Salvador – O Ministério Público da Bahia (MPBA) deflagrou na manhã desta terça-feira (26) a ‘Operação Sponsor’, que investiga um esquema de desvio de recursos públicos destinados a entidades carnavalescas e organizadores de Paradas LGBTI+ em Salvador. São apurados os crimes de peculato, fraudes em processos licitatórios e desvio de verbas.
A Justiça determinou o afastamento do presidente e do diretor-geral de uma associação, além de duas servidoras municipais investigadas. Entre os alvos está Leo Kret (PDT), ex-vereadora e atual diretora-geral da Secretaria Municipal de Reparação (Semur), que foi afastada do cargo. Não houve prisões.
Foram cumpridos sete mandados de busca e apreensão em um órgão público, uma associação e endereços ligados a cinco pessoas físicas – entre elas, servidores do Município de Salvador.
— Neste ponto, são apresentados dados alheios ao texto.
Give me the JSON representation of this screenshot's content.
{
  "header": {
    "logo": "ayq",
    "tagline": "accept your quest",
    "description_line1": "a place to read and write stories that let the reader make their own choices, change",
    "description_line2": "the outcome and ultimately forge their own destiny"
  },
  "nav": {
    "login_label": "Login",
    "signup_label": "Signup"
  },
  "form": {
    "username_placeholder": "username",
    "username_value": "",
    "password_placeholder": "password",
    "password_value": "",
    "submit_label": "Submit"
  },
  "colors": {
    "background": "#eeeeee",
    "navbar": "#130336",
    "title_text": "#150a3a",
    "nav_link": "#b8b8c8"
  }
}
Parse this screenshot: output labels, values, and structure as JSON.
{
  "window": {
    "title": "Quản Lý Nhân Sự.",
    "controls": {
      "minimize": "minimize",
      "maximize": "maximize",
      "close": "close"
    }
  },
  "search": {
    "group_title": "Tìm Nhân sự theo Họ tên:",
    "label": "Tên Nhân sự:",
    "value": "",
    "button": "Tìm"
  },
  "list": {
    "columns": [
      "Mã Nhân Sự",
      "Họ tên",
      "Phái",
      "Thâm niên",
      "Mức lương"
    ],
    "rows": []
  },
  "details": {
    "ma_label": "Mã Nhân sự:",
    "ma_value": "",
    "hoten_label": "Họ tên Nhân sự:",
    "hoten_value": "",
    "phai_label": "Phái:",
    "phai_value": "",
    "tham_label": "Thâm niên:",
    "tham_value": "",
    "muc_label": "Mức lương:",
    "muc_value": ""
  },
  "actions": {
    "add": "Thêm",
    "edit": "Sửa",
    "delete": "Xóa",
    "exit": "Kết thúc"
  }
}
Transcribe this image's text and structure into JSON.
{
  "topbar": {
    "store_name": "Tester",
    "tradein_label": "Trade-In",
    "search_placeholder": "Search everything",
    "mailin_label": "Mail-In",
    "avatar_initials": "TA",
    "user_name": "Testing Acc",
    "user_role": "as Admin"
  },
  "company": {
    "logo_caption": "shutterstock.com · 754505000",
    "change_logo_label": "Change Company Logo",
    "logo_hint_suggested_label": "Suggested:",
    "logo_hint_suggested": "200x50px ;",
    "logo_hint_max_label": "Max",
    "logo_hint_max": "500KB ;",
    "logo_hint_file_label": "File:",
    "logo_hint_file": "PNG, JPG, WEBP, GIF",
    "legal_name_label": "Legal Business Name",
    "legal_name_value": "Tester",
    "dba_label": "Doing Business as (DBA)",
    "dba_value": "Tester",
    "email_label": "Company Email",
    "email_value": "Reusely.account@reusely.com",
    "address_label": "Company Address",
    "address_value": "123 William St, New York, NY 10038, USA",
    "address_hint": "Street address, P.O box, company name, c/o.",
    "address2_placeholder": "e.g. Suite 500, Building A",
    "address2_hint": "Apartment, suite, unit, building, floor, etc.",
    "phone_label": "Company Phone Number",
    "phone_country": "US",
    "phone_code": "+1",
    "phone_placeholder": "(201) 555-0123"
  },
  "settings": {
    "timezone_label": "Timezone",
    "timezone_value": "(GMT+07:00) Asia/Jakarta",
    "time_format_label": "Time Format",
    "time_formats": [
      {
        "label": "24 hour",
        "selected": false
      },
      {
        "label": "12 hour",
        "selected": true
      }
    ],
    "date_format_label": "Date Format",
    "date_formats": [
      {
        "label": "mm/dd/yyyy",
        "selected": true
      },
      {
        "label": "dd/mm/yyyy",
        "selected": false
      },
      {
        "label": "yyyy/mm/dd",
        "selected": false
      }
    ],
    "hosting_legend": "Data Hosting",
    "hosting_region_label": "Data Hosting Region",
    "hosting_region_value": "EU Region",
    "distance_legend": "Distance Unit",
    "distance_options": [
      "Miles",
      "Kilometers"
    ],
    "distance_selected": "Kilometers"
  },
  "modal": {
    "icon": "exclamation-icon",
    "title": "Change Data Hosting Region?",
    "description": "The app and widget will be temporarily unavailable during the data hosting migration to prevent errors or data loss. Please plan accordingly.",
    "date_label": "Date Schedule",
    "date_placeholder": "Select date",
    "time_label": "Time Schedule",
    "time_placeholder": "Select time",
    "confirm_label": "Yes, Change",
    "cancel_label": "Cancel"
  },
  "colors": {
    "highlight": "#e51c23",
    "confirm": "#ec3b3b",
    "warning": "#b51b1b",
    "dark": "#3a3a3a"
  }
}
Segundo as investigações, os recursos públicos deveriam ser aplicados no patrocínio de eventos carnavalescos e em ações voltadas à comunidade LGBTI+, mas teriam sido desviados por meio de uma associação de fachada. Conforme os promotores de Justiça, a entidade recebeu mais de R$ 1,1 milhão do Município de Salvador – parte do qual beneficiou integrantes da própria associação. Os valores, originalmente, deveriam viabilizar eventos em 57 bairros de Salvador e apoiar 18 blocos carnavalescos durante o Carnaval de 2025.
A apuração teve início após o MPBA receber informações e documentos apresentados por organizadores de eventos e integrantes da comunidade LGBTI+, que relataram irregularidades na destinação de verbas públicas para o projeto ‘Caminhada da Diversidade LGBTI+’.
A operação foi deflagrada pelo Grupo de Atuação Especial de Combate às Organizações Criminosas e Investigações Criminais (Gaeco) e pela Promotoria de Justiça de Proteção da Moralidade Administrativa, com apoio da Promotoria de Justiça de Defesa dos Direitos das Pessoas LGBTI+, da Central de Assessoramento Técnico Interdisciplinar (Cati) e da Polícia Militar, por meio do Comando de Policiamento de Apoio Operacional (CPAp).
Leo Kret ficou conhecida como a ‘dançarina do povo’ após atuar no grupo de pagode baiano Saiddy Bamba. Em outubro de 2008, tornou-se a primeira vereadora transexual do Legislativo soteropolitano, com 12.860 votos.
A assessoria do MPBA informou que as investigações seguem em andamento para apurar a totalidade dos desvios e possíveis responsabilidades criminais e administrativas.